Chapter 2 Business Trusts Flashcards
What is the essence of a trust?
Parker case-
Court stated that:
- Trusts were designed essentially, to protect the weak (Beneficiaries); &
- To safeguard the interests of those who are absent or dead (Founder).
Thus the essence of a trust is:
- Trustee(s) appointed;
- Trustee accepts office, which is:
- –> To exercise fiduciary responsibility over certain property (held in trust) on behalf of and in the interest of Beneficiaries.
What is a trust?
A trust is:
- A legal relationship;
- That has been created in a trust deed (aka trust instrument).
A trust has the following 4 key characteristics:
- 1) Relationship created by person, who’s known as Founder;
- -2) Founder places assets under control of another person(s), known as Trustee;
- –3) This can be done either during Founder’s lifetime (inter vivos trust) or on Founder’s death (testamentary/will trust);
- —4) Purpose= to benefit 3rd persons (Beneficiaries)
What is the difference between an Ordinary Trust and a Bewind Trust?
1) Ordinary Trust:
- Where ownership and control of trust assets lies with the trustees.
2) Bewind Trust
- Where Beneficiaries have ownership of trust assets, but these are under the control of the trustees.
What is a Business Trust?
A Business Trust is quite simply an Ordinary Trust in which the trustees have been given the power to carry on business and to trade.
- The trust deed of a business trust specifically gives trustees the power to trade or carry on a business.
There is no fundamental difference between a business trust and a family trust, except that in a business trust:
- Trustees have the power to take business risks and to trade with the assets that are in the trust; and
- Beneficiaries usually have the right to sell their interest in the trust when they choose to do so.
What is the legal nature of a trust?
A trust is created by a document (reduced to writing), either:
- A written contract (inter vivos trust); or
- A will (testamentary trust).
What are the requirements for forming a valid trust?
1) Intention to form a trust
- Separation of control (trustees) and enjoyment (beneficiaries) [Parker case];
2) Legally binding trust obligation created;
3) Trust assets must be ascertained and sufficiently described;
4) Trust purpose must be certain:
- Beneficiaries; or
- Impersonal object.
Who are the parties to a trust?
Three main parties to any type of trust, are:
1) Founder
- May be trustee
- May be beneficiary
- May retain right to vary/revoke trust
2) Trustee
- Master’s consent required
- Trustees and beneficiaries can’t be indentical
3) Beneficiaries
- Nominated by founder, can delegate right to trustee.

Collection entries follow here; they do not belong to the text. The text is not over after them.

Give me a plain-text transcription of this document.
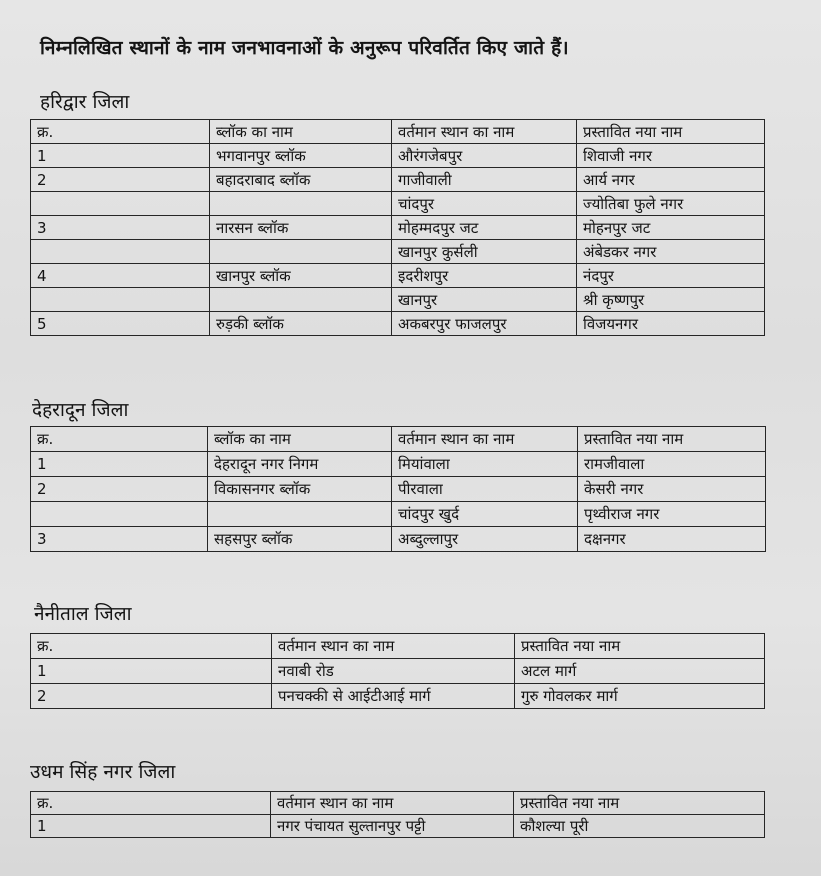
निम्नलिखित स्थानों के नाम जनभावनाओं के अनुरूप परिवर्तित किए जाते हैं।
हरिद्वार जिला
क्र.	ब्लॉक का नाम	वर्तमान स्थान का नाम	प्रस्तावित नया नाम
1	भगवानपुर ब्लॉक	औरंगजेबपुर	शिवाजी नगर
2	बहादराबाद ब्लॉक	गाजीवाली	आर्य नगर
		चांदपुर	ज्योतिबा फुले नगर
3	नारसन ब्लॉक	मोहम्मदपुर जट	मोहनपुर जट
		खानपुर कुर्सली	अंबेडकर नगर
4	खानपुर ब्लॉक	इदरीशपुर	नंदपुर
		खानपुर	श्री कृष्णपुर
5	रुड़की ब्लॉक	अकबरपुर फाजलपुर	विजयनगर
देहरादून जिला
क्र.	ब्लॉक का नाम	वर्तमान स्थान का नाम	प्रस्तावित नया नाम
1	देहरादून नगर निगम	मियांवाला	रामजीवाला
2	विकासनगर ब्लॉक	पीरवाला	केसरी नगर
		चांदपुर खुर्द	पृथ्वीराज नगर
3	सहसपुर ब्लॉक	अब्दुल्लापुर	दक्षनगर
नैनीताल जिला
क्र.	वर्तमान स्थान का नाम	प्रस्तावित नया नाम
1	नवाबी रोड	अटल मार्ग
2	पनचक्की से आईटीआई मार्ग	गुरु गोवलकर मार्ग
उधम सिंह नगर जिला
क्र.	वर्तमान स्थान का नाम	प्रस्तावित नया नाम
1	नगर पंचायत सुल्तानपुर पट्टी	कौशल्या पूरी
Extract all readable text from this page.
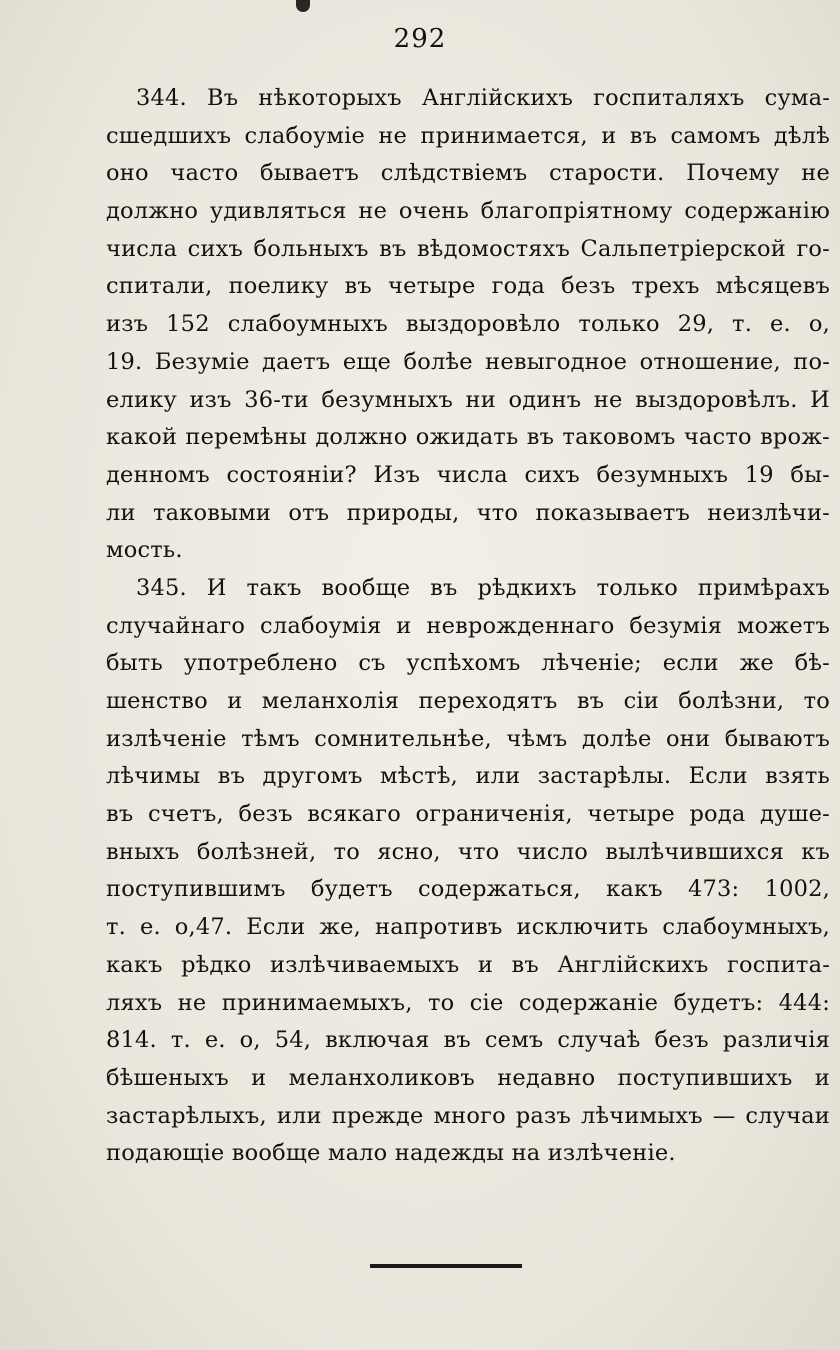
292
344. Въ нѣкоторыхъ Англійскихъ госпиталяхъ сума-
сшедшихъ слабоумie не принимается, и въ самомъ дѣлѣ
оно часто бываетъ слѣдствiемъ старости. Почему не
должно удивляться не очень благопріятному содержанію
числа сихъ больныхъ въ вѣдомостяхъ Сальпетріерской го-
спитали, поелику въ четыре года безъ трехъ мѣсяцевъ
изъ 152 слабоумныхъ выздоровѣло только 29, т. е. о,
19. Безумie даетъ еще болѣе невыгодное отношение, по-
елику изъ 36-ти безумныхъ ни одинъ не выздоровѣлъ. И
какой перемѣны должно ожидать въ таковомъ часто врож-
денномъ состояніи? Изъ числа сихъ безумныхъ 19 бы-
ли таковыми отъ природы, что показываетъ неизлѣчи-
мость.
345. И такъ вообще въ рѣдкихъ только примѣрахъ
случайнаго слабоумія и неврожденнаго безумія можетъ
быть употреблено съ успѣхомъ лѣченіе; если же бѣ-
шенство и меланхолія переходятъ въ сіи болѣзни, то
излѣченіе тѣмъ сомнительнѣе, чѣмъ долѣе они бываютъ
лѣчимы въ другомъ мѣстѣ, или застарѣлы. Если взять
въ счетъ, безъ всякаго ограниченія, четыре рода душе-
вныхъ болѣзней, то ясно, что число вылѣчившихся къ
поступившимъ будетъ содержаться, какъ 473: 1002,
т. е. о,47. Если же, напротивъ исключить слабоумныхъ,
какъ рѣдко излѣчиваемыхъ и въ Англійскихъ госпита-
ляхъ не принимаемыхъ, то сіе содержаніе будетъ: 444:
814. т. е. о, 54, включая въ семъ случаѣ безъ различія
бѣшеныхъ и меланхоликовъ недавно поступившихъ и
застарѣлыхъ, или прежде много разъ лѣчимыхъ — случаи
подающіе вообще мало надежды на излѣченіе.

What are the duties of trustees?
1) Good faith, impartiality
2) Care and skill (s9(1))
3) Take control of assets and keep separately
4) Preserve assets and use to benefit beneficiaries
5) Account for trust assets and business
6) Address to Maste
What are the powers of the trustee?
Traditionally- preserve assets risk-free
A trust deed gives the trustees extensive powers (business trust), such as the power to:
1) Dispose of assets;
2) Loan agreements, mortgage/encumber assets;
3) Conduct business;
4) Appointment of beneficiaries, determination of beneficiaries
- Discretionary trust
What are the rights of beneficiaries?
- Rights are created upon acceptance of a right to benefit.
- Rights can be vested, conditional or discretionary;
- Usually only a personal right against trustee.
Who handles external relation of a trust?
Contracts- by trustee as agent.
- Co-trustees must act jointly unless trust document provides otherwise.
- If vacancy, no right to act for trust
Legal Proceedings
- Trustee- actions by or against trust
- Execution- only trust assets
- Beneficiaries- derivative action against trustee.
What are the advantages of a Business trust?
1) Limited Liability (trust assets);
2) Continuation/succession (change in trustees/beneficiaries);
3) Little regulation (eg disclosure and reporting)
4) Juristic persons may participate (any capacity)
5) Flexibility (especially discretion of trustee)
6) Tax friendly
What types of business trust are there?
1) Private Business trust
- Closed circle of participants, close relationship
- Can look like partnerships, private company, CC
2) Public Business trust
- Investments from public (becomes beneficiary in exchange)
- Beneficiaries not involved in management
- Certificates in respect of interest are common (Collective Investment Schemes).
What are the risks of a business trust?
1) Control over management powers (loses say assets)
- Importance of careful formulation in trust document
- Balance between control and benefits
- Risk of invalidity if beneficiaries in complete control of assets.
2) Third Parties- lack of regulation, liability.